García Martinez
Nada tengo contra esta gastronomía que es el resultado de la investigación de los llamados restauradores. Tocante a comer, todo me viene bien, como a las cabras. La nueva cocina procura, por lo que se ve, hacer combinaciones y mezclas hasta el infinito. Busca sabores nuevos, bien que en detrimento, a veces, de los originarios y naturales. Si se pasan de rosca, les salen unos platos amariconados.
Quede, pues, claro que no desprecio esa cocina. Pero, dicho eso, me gustaría dejar constancia de que estoy completamente a favor de los incondicionales del pollo frito con tomate. No cualquier pollo, no cualquier tomate. Los pollos modernos son como medio artificiales, no echan gusto a nada y parece que están fabricados con viruta, como el novopán. Y el tomate, si no es de buena familia y esta bien frito, deviene caldo agrio que te echa a perder el estómago. Servidor habla, para bien, del pollo de corral criado con panizo y marranerías. Y del tomate con buena textura y maneras. Allí donde lo preparen conviene ir siquiera una vez por semana, o dos si hubiera peligro de muerte.
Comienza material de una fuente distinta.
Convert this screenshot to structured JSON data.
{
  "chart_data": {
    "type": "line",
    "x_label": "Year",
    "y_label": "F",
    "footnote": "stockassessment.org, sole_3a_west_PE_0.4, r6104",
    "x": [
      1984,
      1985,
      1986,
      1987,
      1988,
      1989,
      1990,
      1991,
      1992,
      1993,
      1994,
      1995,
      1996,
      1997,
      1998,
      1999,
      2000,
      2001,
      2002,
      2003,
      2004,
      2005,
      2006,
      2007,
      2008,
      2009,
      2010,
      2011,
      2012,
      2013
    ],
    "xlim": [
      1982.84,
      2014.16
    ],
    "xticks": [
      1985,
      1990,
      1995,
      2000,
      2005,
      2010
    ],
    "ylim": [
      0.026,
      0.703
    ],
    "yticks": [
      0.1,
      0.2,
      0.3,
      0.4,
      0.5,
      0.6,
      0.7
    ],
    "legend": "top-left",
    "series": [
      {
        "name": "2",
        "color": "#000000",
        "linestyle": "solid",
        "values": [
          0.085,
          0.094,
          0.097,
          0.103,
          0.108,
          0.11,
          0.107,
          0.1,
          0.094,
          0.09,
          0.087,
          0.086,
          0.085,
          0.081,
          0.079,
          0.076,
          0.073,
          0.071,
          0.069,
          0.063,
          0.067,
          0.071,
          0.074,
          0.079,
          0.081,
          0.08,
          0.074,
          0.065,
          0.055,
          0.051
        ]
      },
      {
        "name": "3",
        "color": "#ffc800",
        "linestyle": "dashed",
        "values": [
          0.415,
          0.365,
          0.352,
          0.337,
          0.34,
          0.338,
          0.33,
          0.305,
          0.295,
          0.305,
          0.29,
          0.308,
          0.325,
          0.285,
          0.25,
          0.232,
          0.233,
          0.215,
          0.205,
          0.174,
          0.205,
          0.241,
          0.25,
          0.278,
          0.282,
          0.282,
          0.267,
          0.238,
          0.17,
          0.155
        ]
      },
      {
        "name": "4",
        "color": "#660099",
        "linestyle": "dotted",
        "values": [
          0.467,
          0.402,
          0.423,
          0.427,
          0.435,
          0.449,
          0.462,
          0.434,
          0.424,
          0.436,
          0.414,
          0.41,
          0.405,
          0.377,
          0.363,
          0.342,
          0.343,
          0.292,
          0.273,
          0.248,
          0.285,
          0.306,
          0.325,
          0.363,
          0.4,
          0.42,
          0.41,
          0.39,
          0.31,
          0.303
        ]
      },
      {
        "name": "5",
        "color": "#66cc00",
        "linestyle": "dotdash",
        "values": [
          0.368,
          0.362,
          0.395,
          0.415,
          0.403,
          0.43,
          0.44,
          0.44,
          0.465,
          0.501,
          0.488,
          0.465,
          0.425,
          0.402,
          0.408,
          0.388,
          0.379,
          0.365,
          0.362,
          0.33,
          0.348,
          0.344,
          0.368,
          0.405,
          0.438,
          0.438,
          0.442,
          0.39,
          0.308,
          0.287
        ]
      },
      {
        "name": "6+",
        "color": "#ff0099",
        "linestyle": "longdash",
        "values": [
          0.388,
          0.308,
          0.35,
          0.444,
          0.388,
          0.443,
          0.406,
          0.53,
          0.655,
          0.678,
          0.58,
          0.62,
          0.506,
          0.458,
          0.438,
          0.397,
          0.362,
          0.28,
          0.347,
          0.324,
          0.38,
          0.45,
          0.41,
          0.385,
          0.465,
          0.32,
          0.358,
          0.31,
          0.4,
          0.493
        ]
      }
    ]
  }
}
El pollo que digo tiene esencia, presencia y potencia. Y el tomate lo adorna sin pretensiones de laguna. Los grumos de colorao aparecen distribuidos aquí y allá, ora sobre los muslos, ora sobre la pechuga, ora pro nobis.
No creo que sea preciso insistir más. El lector será lo bastante listo como para tomar en consideración mi oferta.